Very true--it's a strangulation accident waiting to happen. However, the Keep-Safe Breakaway Collar is designed for this situation (if the tags get caught in the vent, the dog can jerk away and the collar releases the dog). It's also a safe collar to use in a multi-dog household where the dogs rough-house and do the bite-the-neck-and-roll-around style of play.


----------



## LaneyB

Ruki also loves the vents. If he hears the air turn on he will often run right to the nearest vent and lay down. And if the air isn't on he will sometimes try multiple vents to see if he can find one that is blowing.


----------



## apenn0006

gagsd said:


> Mine as well. I learned quickly that collars and tags are a huge no-no with floor vents.



We figured this out one day when our dog was walking around with the vent guard hanging from his collar. lol


----------



## Geeheim

All my GSD's love the cool vents as well, haha!

@jewels04 - I have a Jerry Lee too! He is the dog on my avatar.


----------



## Isha.Bop

ive seen that before! not with my dogs (we dont have any floor vents in our house) but our friends have a little shihtzu (sp?) and she runs all around n plays ball so when she gets hot she sits on the vent haha so cute


----------



## 1sttimeforgsd

Yep, Ace makes a bee line for the floor vent when he comes in from outside. :laugh:


----------



## Lilie

We don't have floor vents, we have ceiling vents. However, my dogs will ALL lay under ceiling fans.


----------



## Curious

Mine to. Sleeps on the vent all the time. 

Apenn-- I'm with you have found her walking around with the vent attached to her collor a couple of times.


----------



## rooandtree

mine loves to lay on the cold bathroom floor right by the vent in the wall by the floor...and that floor is so cold i have to put shoes on to walk on it..but he loves it


----------



## doggiedad

it's not a Shepherd issue. the vent area is cool.



jewels04 said:


> Do your shepherds do this? Jerry Lee LOVES our vent and spends most of his time on one.


----------



## SueDoNimm

My Jerry Lee loves to lay with his head stuck under a chair in the living room (it has a vent behind it) whenever he's hot.

My family had a dachshund growing up and when we were visiting my grandmother in the winters she would hear the furnace starting up and run for the warmest vent in the house every time. 


Sent from my iPhone using PG Free


----------



## breyer08

Yes, Ava does this all the time.
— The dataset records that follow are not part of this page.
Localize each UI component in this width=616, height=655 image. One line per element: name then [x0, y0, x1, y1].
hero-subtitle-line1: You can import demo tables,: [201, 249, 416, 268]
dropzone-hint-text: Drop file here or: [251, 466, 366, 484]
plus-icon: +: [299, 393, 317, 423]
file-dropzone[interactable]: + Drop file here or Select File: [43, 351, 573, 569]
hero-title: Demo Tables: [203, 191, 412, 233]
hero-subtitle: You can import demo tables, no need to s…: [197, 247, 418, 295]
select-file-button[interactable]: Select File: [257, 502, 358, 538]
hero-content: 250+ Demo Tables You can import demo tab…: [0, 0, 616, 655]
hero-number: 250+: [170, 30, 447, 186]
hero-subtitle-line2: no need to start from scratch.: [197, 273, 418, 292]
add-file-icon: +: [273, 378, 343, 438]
My other family dogs that we had growing up also did this, as did our family cat. (He was REALLY hilarious: he used to stretch out as long as he could make himself and press his belly right up against the vent. In fact, he and one of our family dogs used to have a little race to the family room vent in the morning. My cat figured out he could hide underneath the coffee table close to the vent, and then come pouncing out onto the dog to scare him away! :rofl


----------



## jetscarbie

My dogs love the vents. I can tell when the AC cuts off b/c they all get up and run around from vent to vent looking for one that's on.


----------



## sweetpea74127

I have a 1yr old German Shepherd/retriever mix pup and he lives for the a/c vent....even in the winter time. Yep! A/C in the winter...Anything to keep him happy and comfortable. He only lays his stomach and/or bottom half of his body on the vent, so his name tag or collar doesn't get caught in the vent cover.


----------



## Benjaminb

Very old thread. OP is long gone


----------